Breaking the Sample Size Barrier in Model-Based Reinforcement Learning with a Generative Model
Gen Li, Yuting Wei, Yuejie Chi, Yuxin Chen
TL;DR
This work sharpens the understanding of sample efficiency in model-based reinforcement learning with a generative simulator by resolving a long-standing sample-size barrier for discounted infinite-horizon MDPs and extending minimax-optimal guarantees to finite-horizon MDPs. It introduces two planning strategies—perturbed model-based planning and conservative model-based planning—that achieve near-optimal policy performance with total sample complexity scaling as $\frac{|\\mathcal{S}||\\mathcal{A}|}{(1-\\gamma)^3\varepsilon^2}$ (up to log factors), across the full $\varepsilon$-range. The analysis combines high-order expansions of estimation errors, leave-one-out style auxiliary MDPs (notably $(s,a)$-absorbing MDPs) to decouple data-dependency, and a tie-breaking perturbation to guarantee separability of the empirically optimal policy. The finite-horizon results use a parallel approach with Bernstein-type bounds to obtain minimax-optimal guarantees for the entire sample-size regime, highlighting the broad applicability of the proposed technique. Overall, the paper provides a complete minimax-characterization of planning with a generative model across the full spectrum of sample sizes, with practical implications for designing sample-efficient RL systems.
Abstract
This paper is concerned with the sample efficiency of reinforcement learning, assuming access to a generative model (or simulator).
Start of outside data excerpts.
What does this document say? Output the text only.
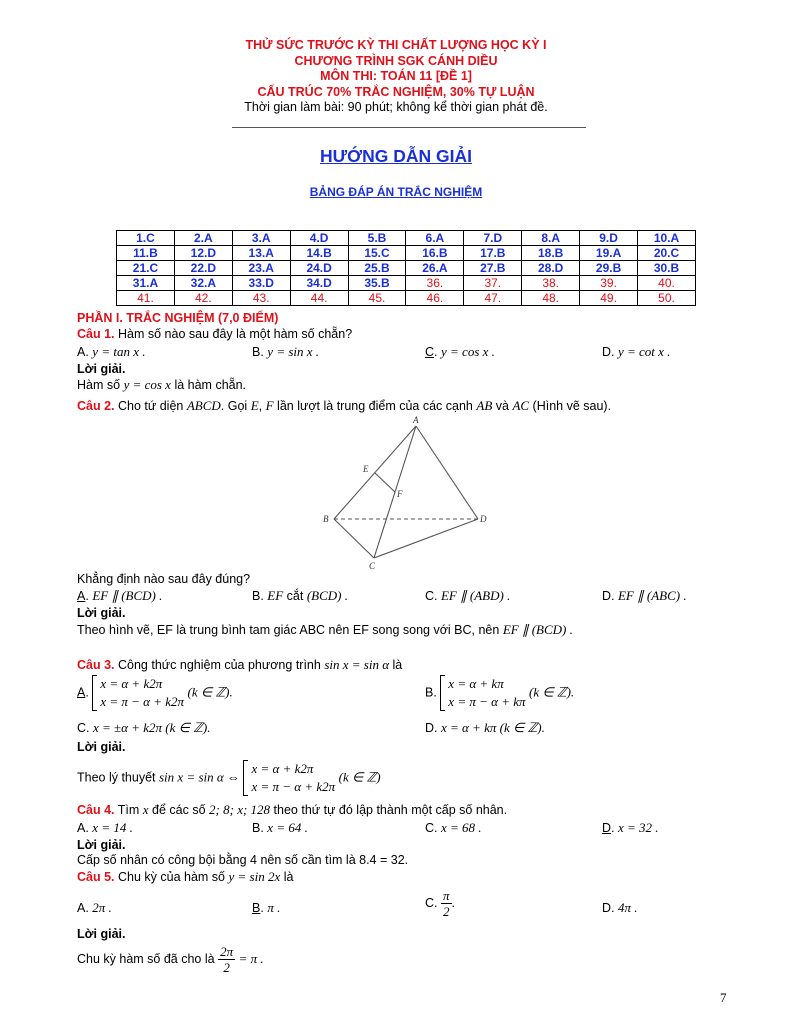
THỬ SỨC TRƯỚC KỲ THI CHẤT LƯỢNG HỌC KỲ I
CHƯƠNG TRÌNH SGK CÁNH DIỀU
MÔN THI: TOÁN 11 [ĐỀ 1]
CẤU TRÚC 70% TRẮC NGHIỆM, 30% TỰ LUẬN
Thời gian làm bài: 90 phút; không kể thời gian phát đề.
HƯỚNG DẪN GIẢI
BẢNG ĐÁP ÁN TRẮC NGHIỆM
1.C	2.A	3.A	4.D	5.B	6.A	7.D	8.A	9.D	10.A
11.B	12.D	13.A	14.B	15.C	16.B	17.B	18.B	19.A	20.C
21.C	22.D	23.A	24.D	25.B	26.A	27.B	28.D	29.B	30.B
31.A	32.A	33.D	34.D	35.B	36.	37.	38.	39.	40.
41.	42.	43.	44.	45.	46.	47.	48.	49.	50.
PHẦN I. TRẮC NGHIỆM (7,0 ĐIỂM)
Câu 1. Hàm số nào sau đây là một hàm số chẵn?
A. y = tan x .	B. y = sin x .	C. y = cos x .	D. y = cot x .
Lời giải.
Hàm số y = cos x là hàm chẵn.
Câu 2. Cho tứ diện ABCD. Gọi E, F lần lượt là trung điểm của các cạnh AB và AC (Hình vẽ sau).
A
B
C
D
E
F
Khẳng định nào sau đây đúng?
A. EF ∥ (BCD) .	B. EF cắt (BCD) .	C. EF ∥ (ABD) .	D. EF ∥ (ABC) .
Lời giải.
Theo hình vẽ, EF là trung bình tam giác ABC nên EF song song với BC, nên EF ∥ (BCD) .
Câu 3. Công thức nghiệm của phương trình sin x = sin α là
A. x = α + k2π
x = π − α + k2π (k ∈ ℤ).	B. x = α + kπ
x = π − α + kπ (k ∈ ℤ).
C. x = ±α + k2π (k ∈ ℤ).	D. x = α + kπ (k ∈ ℤ).
Lời giải.
Theo lý thuyết sin x = sin α ⇔ x = α + k2π
x = π − α + k2π (k ∈ ℤ)
Câu 4. Tìm x để các số 2; 8; x; 128 theo thứ tự đó lập thành một cấp số nhân.
A. x = 14 .	B. x = 64 .	C. x = 68 .	D. x = 32 .
Lời giải.
Cấp số nhân có công bội bằng 4 nên số cần tìm là 8.4 = 32.
Câu 5. Chu kỳ của hàm số y = sin 2x là
A. 2π .	B. π .	C. $\frac{\pi}{2}$ .	D. 4π .
Lời giải.
Chu kỳ hàm số đã cho là $\frac{2\pi}{2} = \pi$ .
7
We first consider $γ$-discounted infinite-horizon Markov decision processes (MDPs) with state space $\mathcal{S}$ and action space $\mathcal{A}$. Despite a number of prior works tackling this problem, a complete picture of the trade-offs between sample complexity and statistical accuracy is yet to be determined. In particular, all prior results suffer from a severe sample size barrier, in the sense that their claimed statistical guarantees hold only when the sample size exceeds at least $\frac{|\mathcal{S}||\mathcal{A}|}{(1-γ)^2}$. The current paper overcomes this barrier by certifying the minimax optimality of two algorithms -- a perturbed model-based algorithm and a conservative model-based algorithm -- as soon as the sample size exceeds the order of $\frac{|\mathcal{S}||\mathcal{A}|}{1-γ}$ (modulo some log factor). Moving beyond infinite-horizon MDPs, we further study time-inhomogeneous finite-horizon MDPs, and prove that a plain model-based planning algorithm suffices to achieve minimax-optimal sample complexity given any target accuracy level. To the best of our knowledge, this work delivers the first minimax-optimal guarantees that accommodate the entire range of sample sizes (beyond which finding a meaningful policy is information theoretically infeasible).